L'ensemble de ces investissements devait permettre à la compagnie de se mettre en conformité avec les normes sur les émissions des gaz d'échappement de la convention Marpol, qui évoluent à partir du 1er janvier 2015. A partir de cette date, les émissions d'oxyde de soufre devront être réduites de 99% et celles d'oxyde d'azote de 80%.

"Il nous est impossible actuellement de nous engager sur un plan de transition écologique avec un niveau d'investissement très élevé auquel viennent s'ajouter, faute d'exemption temporaire, des dizaines de millions d'euros par an de surcoûts en carburant liés à l'utilisation du gasoil en substitution du fuel, pendant la période nécessaire à la conversion des navires", a expliqué Jean-Marc Roué, regrettant une "double peine" pour la compagnie.


Direction de STX et syndicats réagissent

STX France dit regretter la décision de la Brittany.
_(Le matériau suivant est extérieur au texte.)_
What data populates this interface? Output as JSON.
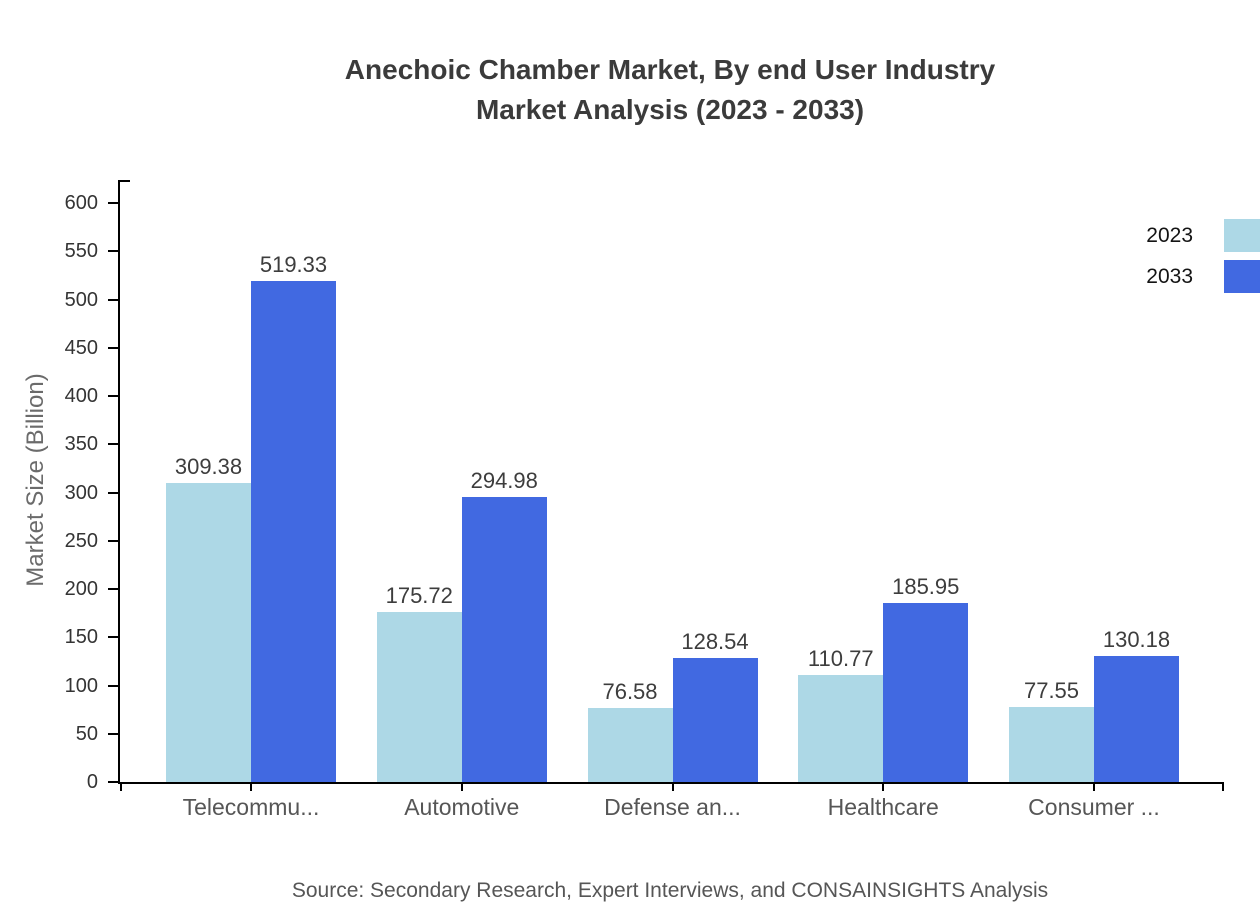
{
  "chart_data": {
    "type": "bar",
    "title": "Anechoic Chamber Market, By end User Industry",
    "subtitle": "Market Analysis (2023 - 2033)",
    "ylabel": "Market Size (Billion)",
    "categories": [
      "Telecommu...",
      "Automotive",
      "Defense an...",
      "Healthcare",
      "Consumer ..."
    ],
    "series": [
      {
        "name": "2023",
        "color": "#ADD8E6",
        "values": [
          309.38,
          175.72,
          76.58,
          110.77,
          77.55
        ]
      },
      {
        "name": "2033",
        "color": "#4169E1",
        "values": [
          519.33,
          294.98,
          128.54,
          185.95,
          130.18
        ]
      }
    ],
    "value_labels": [
      "309.38",
      "519.33",
      "175.72",
      "294.98",
      "76.58",
      "128.54",
      "110.77",
      "185.95",
      "77.55",
      "130.18"
    ],
    "ylim": [
      0,
      600
    ],
    "ytick_step": 50,
    "ytick_labels": [
      "0",
      "50",
      "100",
      "150",
      "200",
      "250",
      "300",
      "350",
      "400",
      "450",
      "500",
      "550",
      "600"
    ],
    "grid": false,
    "legend_position": "top-right",
    "source": "Source: Secondary Research, Expert Interviews, and CONSAINSIGHTS Analysis"
  },
  "colors": {
    "axis": "#000000",
    "title_text": "#3b3b3b",
    "tick_text": "#343434",
    "category_text": "#565656",
    "muted_text": "#6b6b6b",
    "series_2023": "#ADD8E6",
    "series_2033": "#4169E1",
    "background": "#ffffff"
  }
}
STX "étudie les conséquences de cette décision en matière de perte de chiffre d'affaire et surtout de charge de travail", tout en estimant que "la bonne situation du carnet de commande ainsi qu'une activité commerciale forte devraient vraisemblablement permettre de limiter fortement les conséquences de cette décision".

Du côté des syndicats on est beaucoup moins conciliants. "C'est une situation tout à fait inacceptable",pour Jean-Marc Perez, délégué syndical FO aux chantiers. "Nous interpellons à nouveau le gouvernement qui est actionnaire du chantier pour qu'il prenne ses responsabilités afin de faire en sorte que cette commande puisse trouver un financement".

La CFDT espère qu'il ne s'agit que d'un report en soulignant que ce sont des emplois qui sont en jeu, "tant pour STX, qui devait construire là le démonstrateur de son savoir-faire dans le domaine de la propulsion au gaz, que pour Brittany Ferries qui ne pourra pas compter sur ce navire neuf". Et de souligner l'absence de politique industrielle et environnementale du gouvernement :

la transition énergétique et le recours à des énergies plus "propres" ne devraient pas être de simples discours. Il faut aussi, derrière, des actes forts et ce projet en est un !"


Une réglementation acceptée, mais difficile à mettre en œuvre

Pour répondre à la nouvelle réglementation, les compagnies peuvent soit équiper leurs navires de scrubbers, soit changer de mode de propulsion, soit abandonner le fioul lourd au profit du gazole, moins polluant mais actuellement de 50 à 80% plus cher, selon Armateurs de France.
"Les compagnies maritimes ont de sérieuses difficultés" pour faire face à la nouvelle réglementation, assure Éric Banel, délégué général de l'organisation professionnelle, soulignant le "contexte particulièrement dégradé" pour le secteur. "Il est trop tard pour agir sur la réglementation soufre, elle entrera en vigueur et sera appliquée par les entreprises, après c'est une politique plus globale que nous réclamons en faveur de la compétitivité des entreprises maritimes travaillant sous pavillon français", a-t-il ajouté.

Seul point positif, la Brittany Ferries installera tout de même des filtres à fumée sur les trois navires initialement prévus pour être convertis au GNL, pour un investissement compris entre 70 et 80 millions d'euros.
Les chantiers de Saint-Nazaire avaient déjà eux-mêmes suspendu la commande en septembre, la compagnie maritime n'ayant pas bouclé son plan de financement.